Quelques préconisations du CNV :

  • Mesurer l’impact économique des gains issus de procédures dématérialisées sur le niveau de croissance et en points de PIB, et assurer le financement de l’accompagnement par une partie des économies réalisées.
  • Intégrer et valoriser dans les budgets de l’Etat, des organismes nationaux d’accès aux droits (CAF, Pôle Emploi, Caisse de retraites), des collectivités et dans les engagements des entreprises (RSE), les mesures dédiées à l’inclusion numérique et sociale.
  • Intégrer des indicateurs de suivi et des étapes de bilan dans toutes formes de conventions de partenariats (Etat, collectivités, entreprises, associations, organismes d’accès aux droits) pour être plus prescriptif (nombres de lieux d’accueil et d’accès aux services publics dans les QPV, nombres de formations au numérique délivrées, pourcentage du public éloigné pris en charge…).
  • Privilégier la présence humaine de professionnels formés et équipés pour accompagner les usagers les plus éloignés du numérique.

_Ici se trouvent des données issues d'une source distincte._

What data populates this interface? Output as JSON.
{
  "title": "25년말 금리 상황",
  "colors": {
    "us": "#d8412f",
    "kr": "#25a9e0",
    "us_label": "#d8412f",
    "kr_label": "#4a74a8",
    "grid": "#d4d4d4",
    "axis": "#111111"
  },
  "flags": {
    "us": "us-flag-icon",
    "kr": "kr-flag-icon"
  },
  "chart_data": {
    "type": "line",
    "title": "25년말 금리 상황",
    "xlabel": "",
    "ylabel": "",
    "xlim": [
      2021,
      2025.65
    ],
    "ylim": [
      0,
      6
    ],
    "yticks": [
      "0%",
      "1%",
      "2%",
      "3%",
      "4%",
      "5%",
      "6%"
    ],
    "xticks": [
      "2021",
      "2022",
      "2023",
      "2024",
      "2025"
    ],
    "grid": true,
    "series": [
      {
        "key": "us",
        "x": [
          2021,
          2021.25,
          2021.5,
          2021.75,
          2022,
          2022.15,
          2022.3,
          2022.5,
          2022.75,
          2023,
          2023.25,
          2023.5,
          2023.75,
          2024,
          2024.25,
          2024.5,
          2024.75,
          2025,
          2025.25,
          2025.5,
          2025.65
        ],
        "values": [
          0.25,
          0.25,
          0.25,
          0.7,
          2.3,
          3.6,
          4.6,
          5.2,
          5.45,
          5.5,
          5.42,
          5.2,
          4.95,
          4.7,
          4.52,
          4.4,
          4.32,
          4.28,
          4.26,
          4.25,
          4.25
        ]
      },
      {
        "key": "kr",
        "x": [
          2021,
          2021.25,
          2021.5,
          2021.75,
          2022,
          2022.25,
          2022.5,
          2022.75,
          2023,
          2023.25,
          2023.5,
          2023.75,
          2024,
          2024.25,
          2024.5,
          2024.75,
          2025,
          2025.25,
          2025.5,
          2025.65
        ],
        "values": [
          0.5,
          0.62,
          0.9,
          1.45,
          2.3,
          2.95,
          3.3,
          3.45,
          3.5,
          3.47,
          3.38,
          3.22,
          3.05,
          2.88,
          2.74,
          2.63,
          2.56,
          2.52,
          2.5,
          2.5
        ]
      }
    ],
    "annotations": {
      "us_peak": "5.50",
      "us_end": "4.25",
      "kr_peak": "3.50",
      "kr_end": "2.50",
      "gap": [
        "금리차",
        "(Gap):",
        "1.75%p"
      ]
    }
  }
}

Le CNV recommande de tenir compte des habitudes et des priorités des habitants-usagers en identifiant les lieux de confiance déjà fréquentés (centres sociaux, associations, commerces, bibliothèques, écoles, agences des bailleurs sociaux, lieux de médiation sociale soutenus par les entreprises, en adoptant des horaires d’accueil souples, voire continus, et en maintenant des professionnels aidants et des médiateurs pour préserver la qualité de service et d’accueil pour tous les publics.

Lors de la séance plénière, ont été accueillis de nouveaux membres. Ilaria Casillo, vice-présidente de la Commission nationale du débat public (CNDP), missionnée par le ministre de la Cohésion des territoires sur l’évaluation des conseils citoyens est également intervenue.